When tutor = 1, the interaction term is study hours multiplied by 1.
The predicted score is 71. Substitute study hours = 4 and tutor = 1: 40 + 5(4) + 3(1) + 2(4 × 1) = 40 + 20 + 3 + 8 = 71. - 7
Using the same model, predicted score = 40 + 5(study hours) + 3(tutor) + 2(study hours × tutor), what is the predicted score for a student who studied 4 hours and did not have a tutor?
The predicted score is 60. Substitute study hours = 4 and tutor = 0: 40 + 5(4) + 3(0) + 2(4 × 0) = 40 + 20 + 0 + 0 = 60. - 8
Compare the two students from Problems 6 and 7. According to the model, how much higher is the predicted score for the student with a tutor after 4 hours of studying?
Subtract the two predicted scores.
The predicted score is 11 points higher for the student with a tutor. The tutored student's predicted score is 71, and the non-tutored student's predicted score is 60, so 71 - 60 = 11. - 9
A model predicts plant height in centimeters: predicted height = 10 + 4(water) + 6(fertilizer) + 3(water × fertilizer), where water is measured in liters and fertilizer = 1 if fertilizer was used and 0 if not. What is the effect of one additional liter of water when fertilizer is not used?
Set fertilizer equal to 0 and look at how the prediction changes when water increases by 1.
When fertilizer is not used, one additional liter of water increases predicted plant height by 4 centimeters. This is because fertilizer = 0, so the interaction term adds 0 to the water effect. - 10
Using the model predicted height = 10 + 4(water) + 6(fertilizer) + 3(water × fertilizer), what is the effect of one additional liter of water when fertilizer is used?
When fertilizer is used, one additional liter of water increases predicted plant height by 7 centimeters. The water coefficient is 4, and the interaction adds 3 more when fertilizer = 1, so 4 + 3 = 7. - 11
A table shows predictions from a regression model with an interaction between exercise hours and diet plan. The predicted weight loss is 2 pounds for 0 exercise hours with no diet plan, 5 pounds for 1 exercise hour with no diet plan, 4 pounds for 0 exercise hours with the diet plan, and 9 pounds for 1 exercise hour with the diet plan. Does the effect of exercise appear to be the same for both diet groups? Explain.

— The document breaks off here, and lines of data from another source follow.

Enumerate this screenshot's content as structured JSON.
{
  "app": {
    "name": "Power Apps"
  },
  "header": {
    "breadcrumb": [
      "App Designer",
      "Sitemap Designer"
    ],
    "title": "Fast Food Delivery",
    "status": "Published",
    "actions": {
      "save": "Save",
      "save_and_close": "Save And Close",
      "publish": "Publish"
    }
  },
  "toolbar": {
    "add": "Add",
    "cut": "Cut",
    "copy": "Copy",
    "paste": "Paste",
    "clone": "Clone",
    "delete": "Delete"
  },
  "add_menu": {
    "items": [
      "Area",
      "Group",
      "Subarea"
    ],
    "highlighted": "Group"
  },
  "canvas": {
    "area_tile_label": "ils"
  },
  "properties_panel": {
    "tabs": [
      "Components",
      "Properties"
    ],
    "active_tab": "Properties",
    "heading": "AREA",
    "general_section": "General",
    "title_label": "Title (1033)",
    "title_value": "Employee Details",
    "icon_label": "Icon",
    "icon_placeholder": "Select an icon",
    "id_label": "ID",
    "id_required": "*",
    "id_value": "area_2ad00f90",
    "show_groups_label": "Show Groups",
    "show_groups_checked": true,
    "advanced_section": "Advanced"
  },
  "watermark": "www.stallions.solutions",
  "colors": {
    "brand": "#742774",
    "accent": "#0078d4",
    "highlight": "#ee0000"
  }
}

Find the change from 0 to 1 exercise hour separately for each diet group.
The effect of exercise is not the same for both diet groups. With no diet plan, going from 0 to 1 exercise hour increases predicted weight loss by 3 pounds, from 2 to 5. With the diet plan, it increases predicted weight loss by 5 pounds, from 4 to 9. This difference suggests an interaction. - 12
A scatterplot shows that income and years of education are both positively related to spending on books. A multiple regression model includes both predictors. Why might the coefficient for education be different in the multiple regression model than in a simple regression model using education alone?
Think about how two predictors can overlap in what they explain.
The coefficient for education may be different because multiple regression separates the effect of education from the effect of income. If education and income are related to each other, a simple regression using only education may mix together the effects of both variables.